I want to compute gradients in the standard manner:
grad = torch.autograd.grad(loss, model.parameters()
I want to use AMP. To get the scaled loss, apex api suggests:
with amp.scale_loss(loss, optimizer) as scaled_loss:
scaled_loss.backward()
But I don’t want to call loss.backward() directly. I compute the gradients in the manner I showed above
I tried this:
with amp.scale_loss(loss, optimizer) as scaled_loss:
grad = torch.autograd.grad(scaled_lossloss, model.parameters()
This makes the loss nan. How to compute gradients with apex ?
We recommend to use the native automatic mixed-precision training using a master build or the nightly binaries.
For your use case, you might have forgotten to unscale the gradients or might have manually updated the parameters with invalid gradients.
Have a look at the gradient penalty example for an example use case of autograd.grad
.
Thanks for your reply. I did what you said. Before I can test your suggestion, now I’m facing some other issue.
Without fp16, I’m able to train with batch size 128.
After amp.initialize()
is called, I am getting an OOM error with the same batch size which is not ideal since RAM usage should decrease. A similar issue has been raised here.
The linked issue initialized models in a loop, which is not supported in apex/amp.
Could you post a reproducible code snippet using native amp, so that we could have a look?
Regarding first issue, as per your suggestion, I modified my code as:
if self.args.fp16:
with amp.scale_loss(loss, optimizer) as scaled_loss:
scaled_grad_params = torch.autograd.grad(self.scaler.scale(scaled_loss), params, allow_unused=True)

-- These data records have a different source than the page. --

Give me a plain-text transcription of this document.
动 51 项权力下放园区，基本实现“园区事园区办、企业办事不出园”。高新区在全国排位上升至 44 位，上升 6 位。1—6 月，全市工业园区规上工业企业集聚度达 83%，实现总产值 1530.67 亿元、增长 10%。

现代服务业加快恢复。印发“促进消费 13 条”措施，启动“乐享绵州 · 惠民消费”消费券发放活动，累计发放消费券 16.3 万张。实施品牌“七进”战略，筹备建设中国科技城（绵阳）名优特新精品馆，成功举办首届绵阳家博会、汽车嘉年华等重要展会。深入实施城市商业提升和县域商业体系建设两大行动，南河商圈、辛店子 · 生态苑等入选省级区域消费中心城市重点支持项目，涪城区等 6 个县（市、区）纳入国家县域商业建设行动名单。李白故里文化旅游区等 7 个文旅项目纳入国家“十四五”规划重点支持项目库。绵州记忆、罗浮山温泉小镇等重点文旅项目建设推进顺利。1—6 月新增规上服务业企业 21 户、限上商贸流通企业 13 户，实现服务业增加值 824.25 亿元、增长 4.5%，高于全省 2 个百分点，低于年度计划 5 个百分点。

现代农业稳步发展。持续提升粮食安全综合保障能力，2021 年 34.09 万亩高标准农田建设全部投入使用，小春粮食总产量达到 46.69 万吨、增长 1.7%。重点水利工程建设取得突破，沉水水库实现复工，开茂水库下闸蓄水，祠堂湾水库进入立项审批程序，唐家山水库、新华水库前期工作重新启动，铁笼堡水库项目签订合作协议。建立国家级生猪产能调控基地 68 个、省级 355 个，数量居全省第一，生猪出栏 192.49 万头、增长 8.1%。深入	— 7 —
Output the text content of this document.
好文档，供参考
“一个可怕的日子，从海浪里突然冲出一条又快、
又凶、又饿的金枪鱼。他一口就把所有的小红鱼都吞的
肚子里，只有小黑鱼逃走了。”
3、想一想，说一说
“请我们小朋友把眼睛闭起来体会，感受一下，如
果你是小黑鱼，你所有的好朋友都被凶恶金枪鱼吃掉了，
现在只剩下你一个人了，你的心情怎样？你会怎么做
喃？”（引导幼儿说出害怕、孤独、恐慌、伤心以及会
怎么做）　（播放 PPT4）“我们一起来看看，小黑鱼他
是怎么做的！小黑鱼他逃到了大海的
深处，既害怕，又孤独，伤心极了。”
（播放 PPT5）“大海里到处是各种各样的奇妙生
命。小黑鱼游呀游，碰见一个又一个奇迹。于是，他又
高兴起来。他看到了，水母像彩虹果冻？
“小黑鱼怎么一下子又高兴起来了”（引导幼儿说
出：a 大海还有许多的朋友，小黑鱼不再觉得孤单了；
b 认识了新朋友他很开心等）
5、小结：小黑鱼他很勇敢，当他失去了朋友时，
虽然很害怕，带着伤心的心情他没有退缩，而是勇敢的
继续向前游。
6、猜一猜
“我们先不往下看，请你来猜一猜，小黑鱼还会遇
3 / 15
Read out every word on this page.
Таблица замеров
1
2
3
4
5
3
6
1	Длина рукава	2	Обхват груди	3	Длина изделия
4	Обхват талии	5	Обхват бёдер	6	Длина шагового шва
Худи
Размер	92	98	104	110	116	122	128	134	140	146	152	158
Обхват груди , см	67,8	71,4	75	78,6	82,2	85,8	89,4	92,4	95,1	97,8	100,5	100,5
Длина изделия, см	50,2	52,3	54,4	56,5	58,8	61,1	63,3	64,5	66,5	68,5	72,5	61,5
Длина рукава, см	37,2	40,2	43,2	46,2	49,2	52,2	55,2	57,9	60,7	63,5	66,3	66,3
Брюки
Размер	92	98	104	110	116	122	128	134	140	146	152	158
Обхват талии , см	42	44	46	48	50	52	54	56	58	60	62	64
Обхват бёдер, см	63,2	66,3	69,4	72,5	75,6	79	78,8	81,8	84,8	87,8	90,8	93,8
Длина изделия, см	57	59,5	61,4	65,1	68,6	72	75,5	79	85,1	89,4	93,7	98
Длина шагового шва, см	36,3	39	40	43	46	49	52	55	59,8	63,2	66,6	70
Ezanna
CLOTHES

Before I can multiply params by inv_scale
, it throws an error because scaled_grad_params
is None
.
I assume that amp.scale_loss
is not supposed to be used like this. I searched in the documentation, this method is used with loss.backward()
which I’m not calling. Can you please suggest what am I missing ?
Is your code working without amp, i.e. are you getting the sum of gradients from autograd.grad
?
Yes, my code works fine without AMP.
I compute grads
:
grads = torch.autograd.grad(loss, model.parameters())
Then update my model’s parameters:
for param in model.parameters():
param.data = .... # (these params come from grads after some operation)
I don’t know, why the output is apparently empty when you are using amp, so we would need to debug it.
Could you post a minimal, executable code snippet so that we could have a look?